Je l’avais surnommé pour moi-même monsieur Papillon. Quand je le voyais arriver, je savais qu’il y avait du rendez-vous galant dans l’air. Et, à chaque fois, il était rejoint quelques instants plus tard par une femme, jamais la même.                                                                                                                                                                                                        Je le surnomme toujours ainsi même s’il ne papillonne plus. Il s’installe dans un coin tranquille, commande un café et sort un livre. Qu’est-ce qui a motivé ce changement ? Ce serait trop indiscret de poser la question. Cela reste un mystère.

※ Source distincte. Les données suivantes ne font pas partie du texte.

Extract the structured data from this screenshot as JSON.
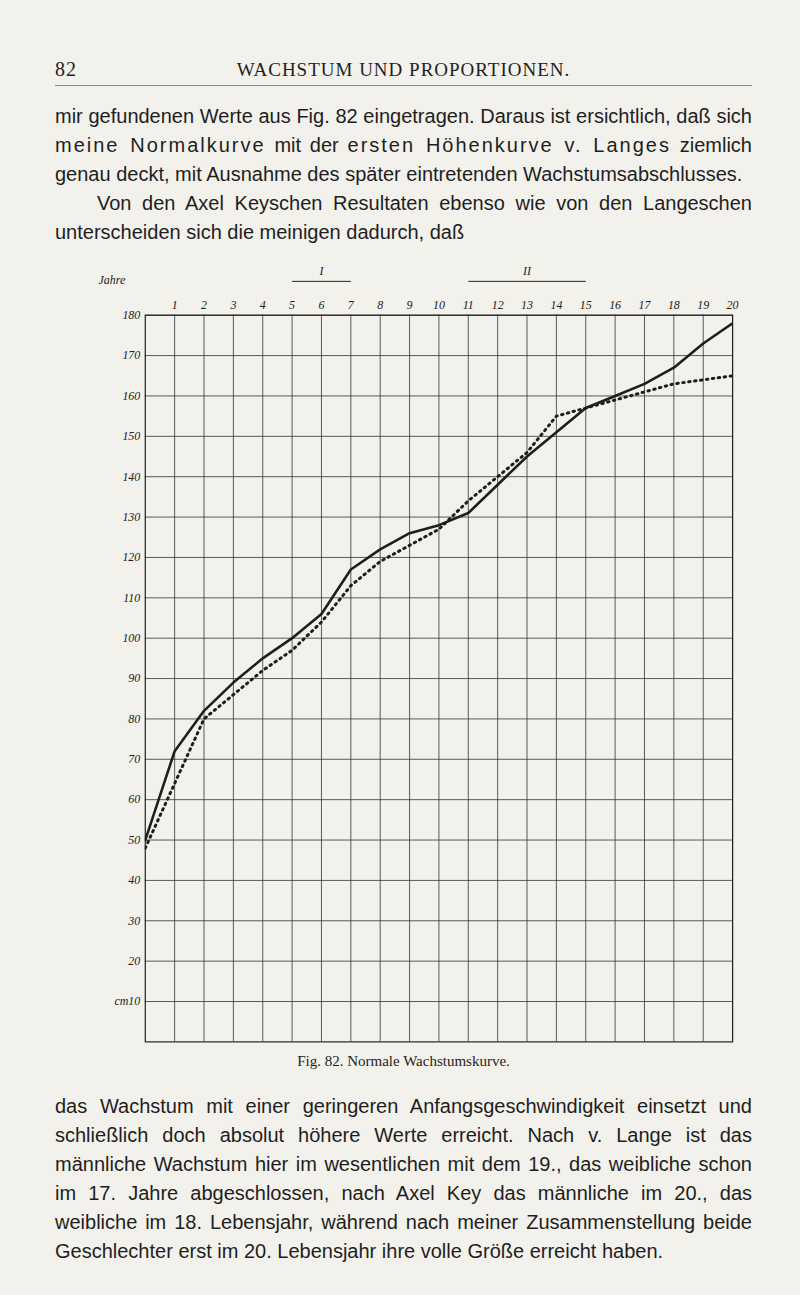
{
  "page_number": "82",
  "running_head": "WACHSTUM UND PROPORTIONEN.",
  "text_before": [
    {
      "indent": false,
      "segments": [
        {
          "text": "mir gefundenen Werte aus Fig. 82 eingetragen. Daraus ist ersichtlich, daß sich "
        },
        {
          "text": "meine Normalkurve",
          "spaced": true
        },
        {
          "text": " mit der "
        },
        {
          "text": "ersten Höhenkurve v. Langes",
          "spaced": true
        },
        {
          "text": " ziemlich genau deckt, mit Ausnahme des später eintretenden Wachstumsabschlusses."
        }
      ]
    },
    {
      "indent": true,
      "segments": [
        {
          "text": "Von den Axel Keyschen Resultaten ebenso wie von den Langeschen unterscheiden sich die meinigen dadurch, daß"
        }
      ]
    }
  ],
  "chart_data": {
    "type": "line",
    "x_label": "Jahre",
    "x": [
      0,
      1,
      2,
      3,
      4,
      5,
      6,
      7,
      8,
      9,
      10,
      11,
      12,
      13,
      14,
      15,
      16,
      17,
      18,
      19,
      20
    ],
    "series": [
      {
        "color": "#1e1e1e",
        "line_style": "solid",
        "values": [
          50,
          72,
          82,
          89,
          95,
          100,
          106,
          117,
          122,
          126,
          128,
          131,
          138,
          145,
          151,
          157,
          160,
          163,
          167,
          173,
          178
        ]
      },
      {
        "color": "#1e1e1e",
        "line_style": "dotted",
        "values": [
          48,
          64,
          80,
          86,
          92,
          97,
          104,
          113,
          119,
          123,
          127,
          134,
          140,
          146,
          155,
          157,
          159,
          161,
          163,
          164,
          165
        ]
      }
    ],
    "xlim": [
      0,
      20
    ],
    "xticks": [
      1,
      2,
      3,
      4,
      5,
      6,
      7,
      8,
      9,
      10,
      11,
      12,
      13,
      14,
      15,
      16,
      17,
      18,
      19,
      20
    ],
    "ylim": [
      0,
      180
    ],
    "yticks": [
      {
        "value": 10,
        "label": "cm10"
      },
      20,
      30,
      40,
      50,
      60,
      70,
      80,
      90,
      100,
      110,
      120,
      130,
      140,
      150,
      160,
      170,
      180
    ],
    "grid": true,
    "periods": [
      {
        "label": "I",
        "from": 5,
        "to": 7
      },
      {
        "label": "II",
        "from": 11,
        "to": 15
      }
    ]
  },
  "caption": "Fig. 82. Normale Wachstumskurve.",
  "text_after": [
    {
      "indent": false,
      "segments": [
        {
          "text": "das Wachstum mit einer geringeren Anfangsgeschwindigkeit einsetzt und schließlich doch absolut höhere Werte erreicht. Nach v. Lange ist das männliche Wachstum hier im wesentlichen mit dem 19., das weibliche schon im 17. Jahre abgeschlossen, nach Axel Key das männliche im 20., das weibliche im 18. Lebensjahr, während nach meiner Zusammenstellung beide Geschlechter erst im 20. Lebensjahr ihre volle Größe erreicht haben."
        }
      ]
    }
  ]
}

Il emmenait les âmes bucoliques flâner aux murs à pêches, les sportives courir aux Guilands, les intellectuelles au musée de l’histoire vivante, les cinéphiles au Méliès, les mélomanes dans une des nombreuses salles de concert de la ville…
Tout cela, c’était pour le second rendez-vous, le premier avait lieu dans ce bar au nom prédestiné. L’hiver, il choisissait une table un peu à l’écart dans la salle, l’été il privilégiait la cour dont les murs de briques ne manquaient pas de charme. Les serveurs le saluaient d’un clin d’œil quand il arrivait. Il était toujours en avance, prenait un moment pour observer la salle ou se dirigeait vers l’extérieur si le temps le permettait.
Ce jour-là, il avait rendez-vous avec une femme rencontrée au marché. Il avait engagé la conversation alors qu’ils attendaient tous les deux pour être servis.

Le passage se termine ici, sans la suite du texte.